Here is the scenario, Windows 2000 MSCS running Netbackup 5.0MP6 master server and I want to move to Windows 2003 MSCS or VCS 5 running Netbackup 6.5.1 on new hardware while keeping the same master server name. My original plan was to install Windows 2003 on new hardware, install VCS 5, install Netbackup 5, migrate over, then upgrade after a couple of weeks. The hardest part of that plan is to keep the same name while production is still running.

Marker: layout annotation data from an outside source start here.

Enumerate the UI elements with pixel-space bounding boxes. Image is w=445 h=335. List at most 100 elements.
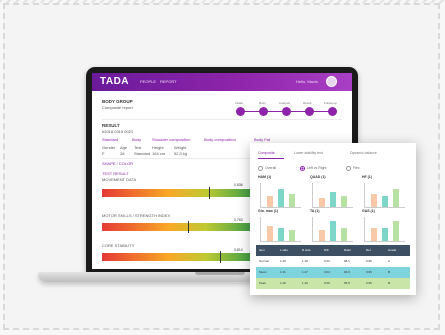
table-cell: 0.02 xyxy=(324,259,330,263)
meta-header: Age xyxy=(120,145,128,150)
gauge-label: CORE STABILITY xyxy=(102,243,135,248)
user-name[interactable]: Hello, Mavis xyxy=(296,79,318,84)
progress-step-3[interactable] xyxy=(282,107,291,116)
chip-standard[interactable]: Standard xyxy=(102,137,118,142)
mini-chart-bar xyxy=(278,189,284,207)
gauge-value: 0.836 xyxy=(234,183,243,187)
progress-step-label: Body xyxy=(259,101,266,105)
mini-chart: GAS (1) xyxy=(362,209,406,245)
table-cell: 0.95 xyxy=(366,281,372,285)
table-cell: 0.95 xyxy=(366,259,372,263)
table-header: Grade xyxy=(388,248,397,252)
mini-chart-title: GAS (1) xyxy=(362,209,375,213)
tab-dynamic-balance[interactable]: Dynamic balance xyxy=(350,151,377,155)
gauge-label: MOTOR SKILLS / STRENGTH INDEX xyxy=(102,213,171,218)
mini-chart-plot xyxy=(312,183,353,208)
progress-step-label: Intake xyxy=(235,101,244,105)
radio-overall[interactable] xyxy=(258,166,263,171)
mini-chart: Glu. max (1) xyxy=(258,209,302,245)
tab-composite[interactable]: Composite xyxy=(258,151,275,155)
mini-chart-bar xyxy=(289,194,295,207)
app-logo[interactable]: TADA xyxy=(100,76,129,87)
meta-value: Standard xyxy=(134,151,151,156)
report-card: Composite Lower stability test Dynamic b… xyxy=(250,143,416,295)
table-row[interactable]: Mean 1.31 1.27 0.04 96.9 0.95 B xyxy=(256,267,410,278)
progress-step-1[interactable] xyxy=(236,107,245,116)
mini-chart-bar xyxy=(371,194,377,207)
meta-value: 26 xyxy=(120,151,125,156)
meta-header: Gender xyxy=(102,145,116,150)
mini-chart-plot xyxy=(312,217,353,242)
app-header: TADA PEOPLE REPORT Hello, Mavis xyxy=(92,73,352,91)
tab-lower-stability[interactable]: Lower stability test xyxy=(294,151,323,155)
mini-chart-bar xyxy=(382,228,388,241)
gauge-bar xyxy=(102,223,250,231)
section-title: SHAPE / COLOR xyxy=(102,161,134,166)
table-cell: 0.04 xyxy=(324,270,330,274)
mini-chart-title: Glu. max (1) xyxy=(258,209,279,213)
table-cell: B xyxy=(388,281,391,285)
nav-item-people[interactable]: PEOPLE xyxy=(140,79,156,84)
mini-chart-plot xyxy=(364,183,405,208)
chip-body[interactable]: Body xyxy=(132,137,141,142)
active-tab-underline xyxy=(258,158,284,159)
table-cell: 95.8 xyxy=(344,281,350,285)
page-title: BODY GROUP xyxy=(102,99,133,104)
mini-chart: QUAD (1) xyxy=(310,175,354,211)
table-header: Ref xyxy=(366,248,371,252)
chip-body-composition[interactable]: Body-composition xyxy=(204,137,236,142)
nav-item-report[interactable]: REPORT xyxy=(160,79,177,84)
gauge-value: 0.763 xyxy=(234,218,243,222)
mini-chart-bar xyxy=(278,228,284,241)
chip-shoulder[interactable]: Shoulder composition xyxy=(152,137,190,142)
mini-chart-bar xyxy=(267,226,273,241)
progress-step-5[interactable] xyxy=(328,107,337,116)
mini-chart-title: HF (1) xyxy=(362,175,372,179)
mini-chart-bar xyxy=(382,196,388,207)
mini-chart: TA (1) xyxy=(310,209,354,245)
section-subtitle: TEST RESULT xyxy=(102,171,129,176)
mini-chart-bar xyxy=(319,198,325,207)
mini-chart-bar xyxy=(393,189,399,207)
table-header: Ratio xyxy=(344,248,352,252)
progress-step-label: Analysis xyxy=(279,101,291,105)
mini-chart-bar xyxy=(393,221,399,241)
gauge-value: 0.814 xyxy=(234,248,243,252)
table-cell: Mean xyxy=(259,270,267,274)
gauge-marker xyxy=(188,221,189,233)
radio-label: Overall xyxy=(265,166,277,170)
chip-body-fat[interactable]: Body Fat xyxy=(254,137,270,142)
mini-chart-bar xyxy=(319,230,325,241)
table-cell: 1.40 xyxy=(302,281,308,285)
result-id: #2018 0315 0021 xyxy=(102,129,134,134)
table-cell: Normal xyxy=(259,259,269,263)
table-cell: Peak xyxy=(259,281,266,285)
mini-chart-bar xyxy=(267,196,273,207)
progress-step-4[interactable] xyxy=(305,107,314,116)
mini-chart-plot xyxy=(260,183,301,208)
radio-label: Left vs Right xyxy=(307,166,327,170)
result-label: RESULT xyxy=(102,123,120,128)
meta-value: 164 cm xyxy=(152,151,166,156)
divider xyxy=(102,119,342,120)
radio-flex[interactable] xyxy=(346,166,351,171)
table-row[interactable]: Peak 1.46 1.40 0.06 95.8 0.95 B xyxy=(256,278,410,289)
table-row[interactable]: Normal 1.20 1.18 0.02 98.1 0.95 A xyxy=(256,256,410,267)
avatar[interactable] xyxy=(326,76,337,87)
meta-header: Test xyxy=(134,145,142,150)
gauge-bar xyxy=(102,253,250,261)
meta-header: Height xyxy=(152,145,164,150)
progress-step-2[interactable] xyxy=(259,107,268,116)
table-cell: 1.27 xyxy=(302,270,308,274)
radio-left-right[interactable] xyxy=(300,166,305,171)
progress-step-label: Result xyxy=(303,101,312,105)
table-cell: 0.06 xyxy=(324,281,330,285)
results-table: Item L side R side Diff Ratio Ref Grade … xyxy=(256,245,410,289)
table-cell: 0.95 xyxy=(366,270,372,274)
gauge-marker xyxy=(209,187,210,199)
table-cell: 98.1 xyxy=(344,259,350,263)
table-cell: 1.18 xyxy=(302,259,308,263)
mini-chart-bar xyxy=(330,221,336,241)
mini-chart-title: TA (1) xyxy=(310,209,320,213)
table-cell: 1.31 xyxy=(280,270,286,274)
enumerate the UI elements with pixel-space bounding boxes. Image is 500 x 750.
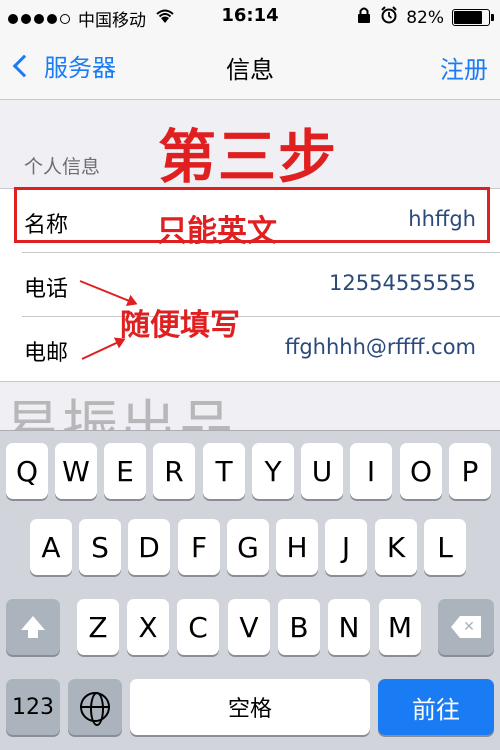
battery-percent: 82% [406,7,444,28]
key-k[interactable]: K [375,519,417,575]
key-v[interactable]: V [228,599,270,655]
key-l[interactable]: L [424,519,466,575]
key-t[interactable]: T [203,443,245,499]
page-title: 信息 [226,56,274,84]
key-y[interactable]: Y [252,443,294,499]
key-f[interactable]: F [178,519,220,575]
battery-level-fill [454,11,482,24]
globe-icon [80,692,110,726]
go-key[interactable]: 前往 [378,679,494,735]
globe-key[interactable] [68,679,122,735]
alarm-icon [380,6,398,29]
numbers-key[interactable]: 123 [6,679,60,735]
email-row[interactable]: 电邮 ffghhhh@rffff.com [22,317,500,381]
go-key-label: 前往 [412,695,460,724]
status-right: 82% [356,6,494,29]
step-annotation: 第三步 [158,123,339,191]
shift-icon [21,616,45,638]
shift-key[interactable] [6,599,60,655]
email-label: 电邮 [24,341,69,366]
name-label: 名称 [24,213,69,238]
keyboard: Q W E R T Y U I O P A S D F G H J K L Z … [0,430,500,750]
key-o[interactable]: O [400,443,442,499]
key-g[interactable]: G [227,519,269,575]
key-m[interactable]: M [379,599,421,655]
key-c[interactable]: C [177,599,219,655]
key-n[interactable]: N [328,599,370,655]
lock-rotation-icon [356,6,372,29]
key-x[interactable]: X [127,599,169,655]
delete-icon: ✕ [451,616,481,638]
key-e[interactable]: E [104,443,146,499]
key-d[interactable]: D [128,519,170,575]
english-only-annotation: 只能英文 [157,214,277,249]
form-content: 第三步 个人信息 名称 hhffgh 电话 12554555555 电邮 ffg… [0,100,500,460]
section-header: 个人信息 [24,156,101,178]
phone-label: 电话 [24,277,69,302]
phone-field[interactable]: 12554555555 [329,271,476,295]
space-key[interactable]: 空格 [130,679,370,735]
battery-icon [452,9,494,26]
register-button[interactable]: 注册 [440,50,488,85]
key-s[interactable]: S [79,519,121,575]
key-w[interactable]: W [55,443,97,499]
key-u[interactable]: U [301,443,343,499]
name-field[interactable]: hhffgh [408,207,476,231]
key-h[interactable]: H [276,519,318,575]
key-i[interactable]: I [350,443,392,499]
email-field[interactable]: ffghhhh@rffff.com [285,335,476,359]
fill-freely-annotation: 随便填写 [120,308,240,343]
status-bar: 中国移动 16:14 82% [0,0,500,34]
delete-key[interactable]: ✕ [438,599,494,655]
key-p[interactable]: P [449,443,491,499]
key-z[interactable]: Z [77,599,119,655]
key-b[interactable]: B [278,599,320,655]
navigation-bar: 服务器 信息 注册 [0,34,500,100]
key-j[interactable]: J [325,519,367,575]
key-r[interactable]: R [153,443,195,499]
key-a[interactable]: A [30,519,72,575]
key-q[interactable]: Q [6,443,48,499]
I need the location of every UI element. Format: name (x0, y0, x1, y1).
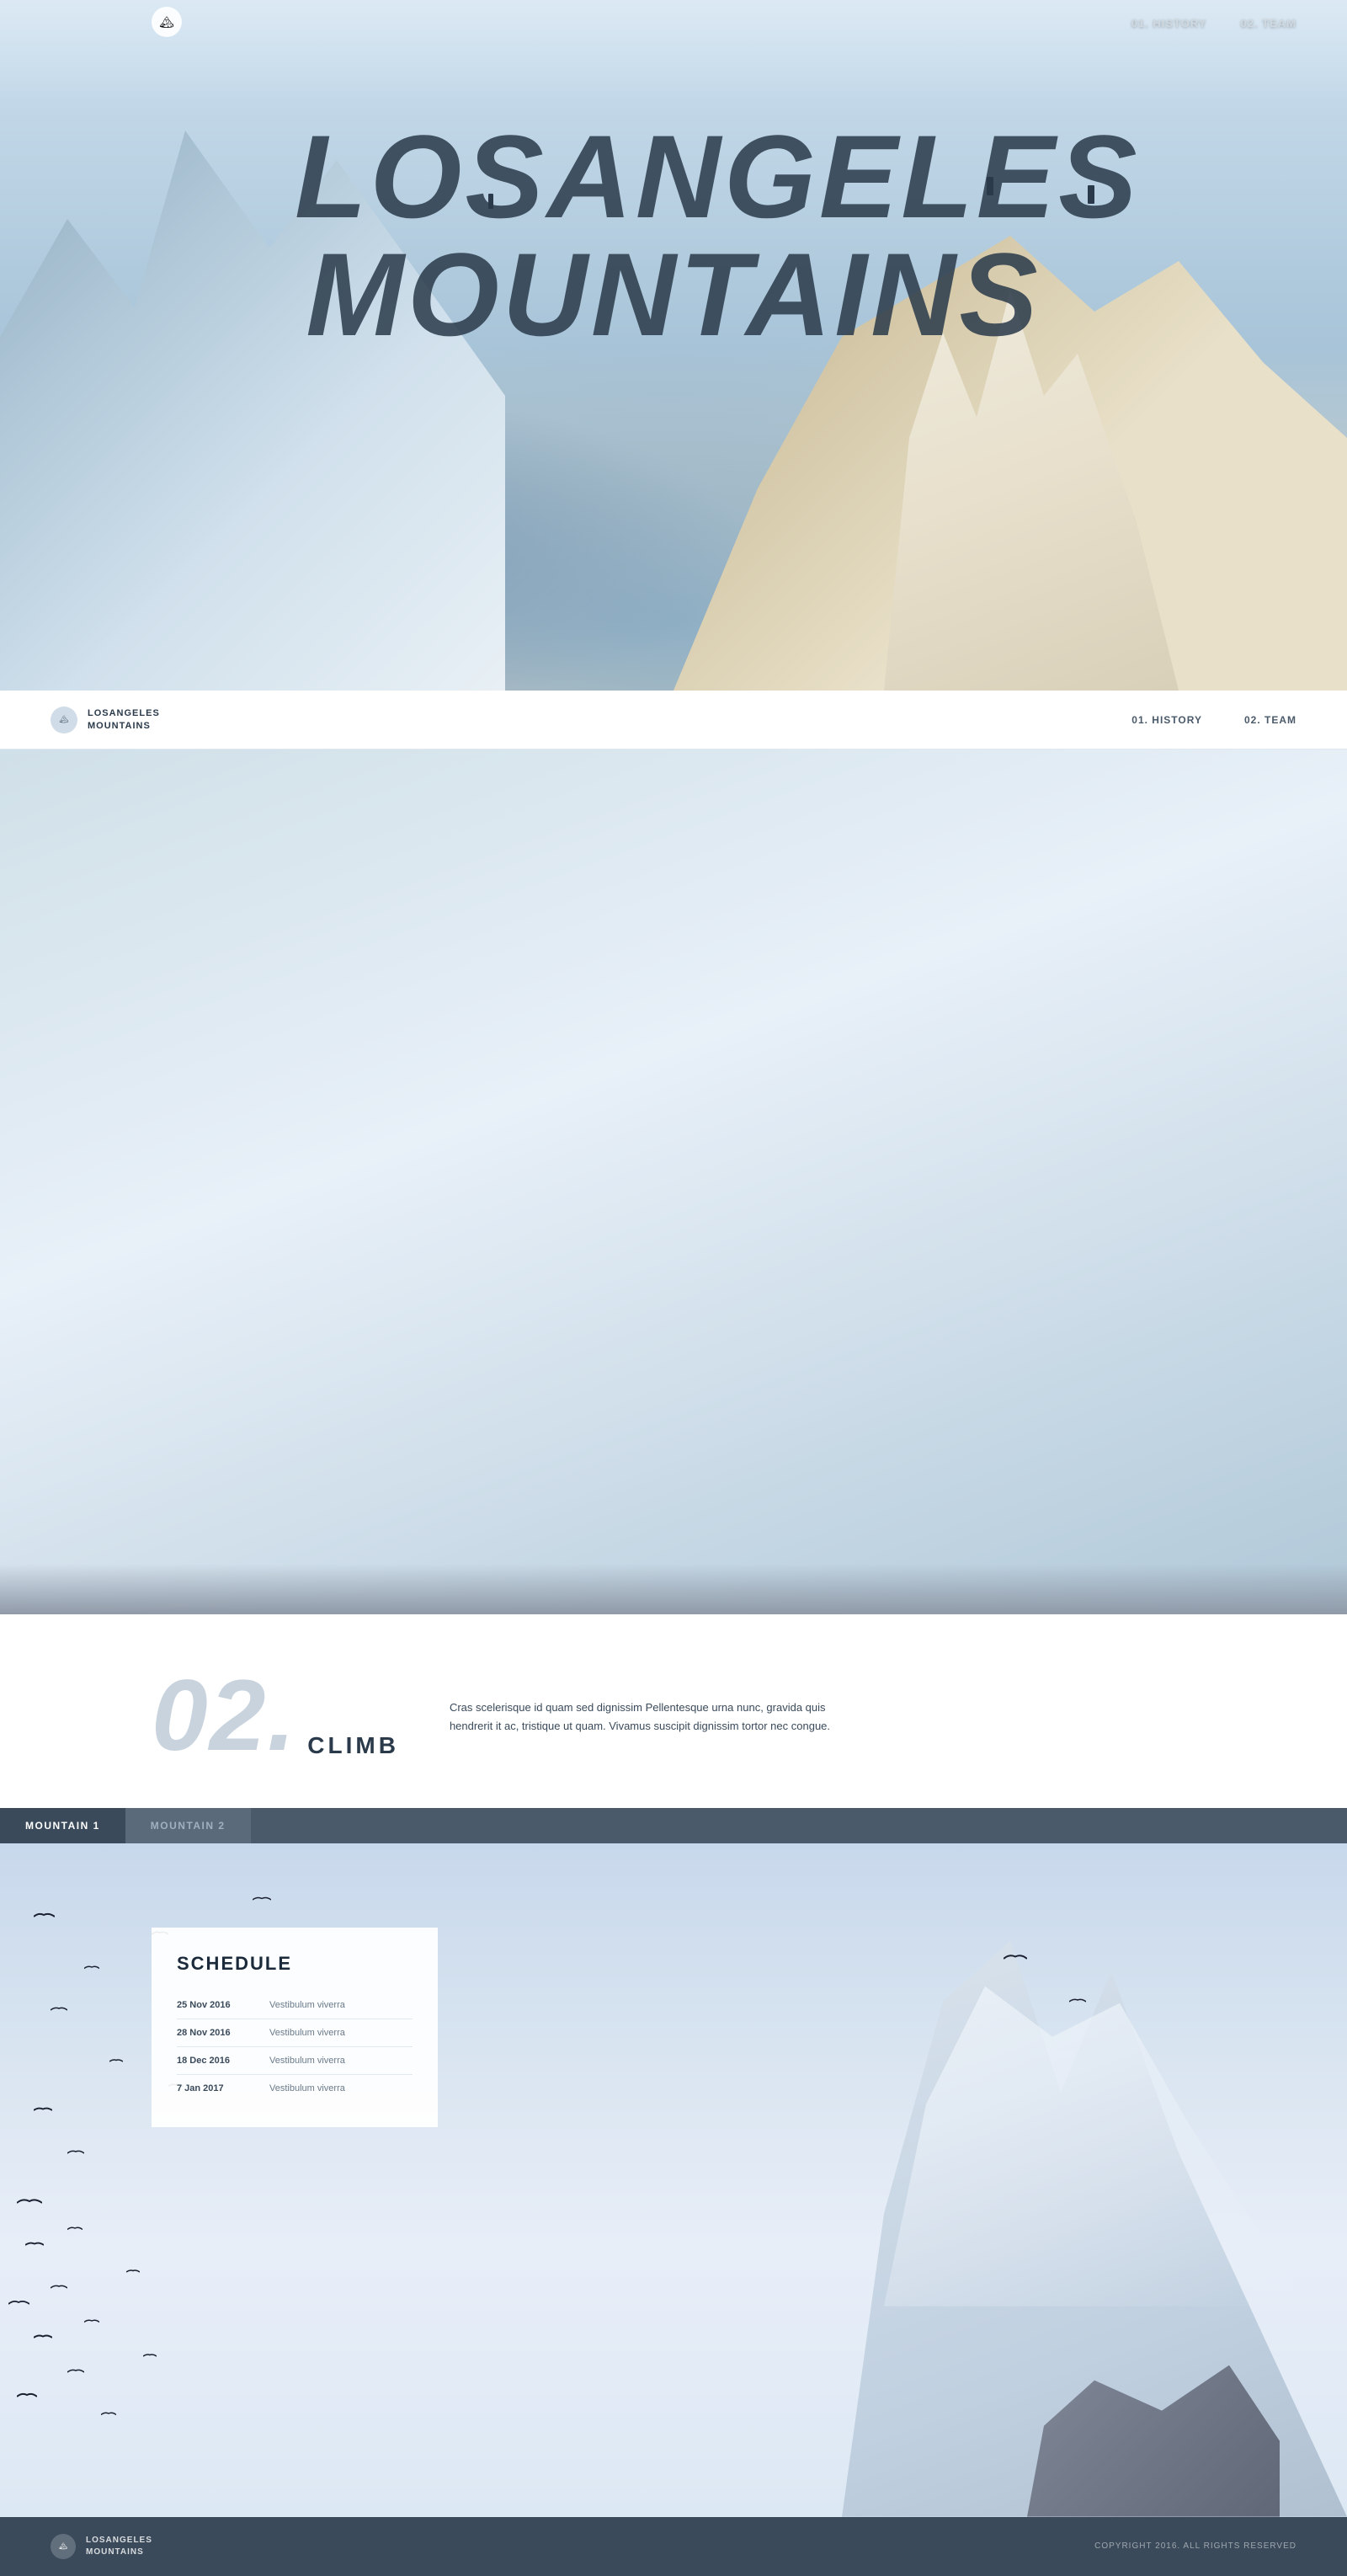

Problem is, Netbackup 5 is only supported in VCS 2.0. No one wants to downgrade to VCS 2.0 in order to upgrade later to 5.0, such a huge jump. So I scrap that idea and going back to 2003 MSCS solution. I setup a MSCS cluster, add in host file entries, plug all the public NICs to a switch and do a cluster install of Netbackup. When I finally get it to work, turns out Netbackup won't install to the drive I tell it to...

The shared data drive is fine, installs fine to there, except the base install keeps going to C: drive which I changed and tried twice. It even says in the finish screen that I may need to change permissions to the drive I told it to install to. At this point I'm at a loss, this migration/upgrade has been far more difficult than expected. Some may say Netbackup is job security! I'd say source of high blood pressure.

Why Sun Microsystems sales are crap?

They wonder why, part of the problem is the support. StorageTek might be marketing leaders in physical tape libraries but I believe they are going away sooner than later. Mainly I think because their technical support is crap. I've had nothing but average to bad experiences with them. This last time was in the middle of the night and they were reluctant to come out. When I got sick of waiting and finally fixed it myself I agreed to have them come out the next day they never did come out. They gave excuse after excuse and I finally gave up. Would I recommend them? If you don't have StorageTek products, I'd say no, buy 2 VTLs instead and duplicate offsite.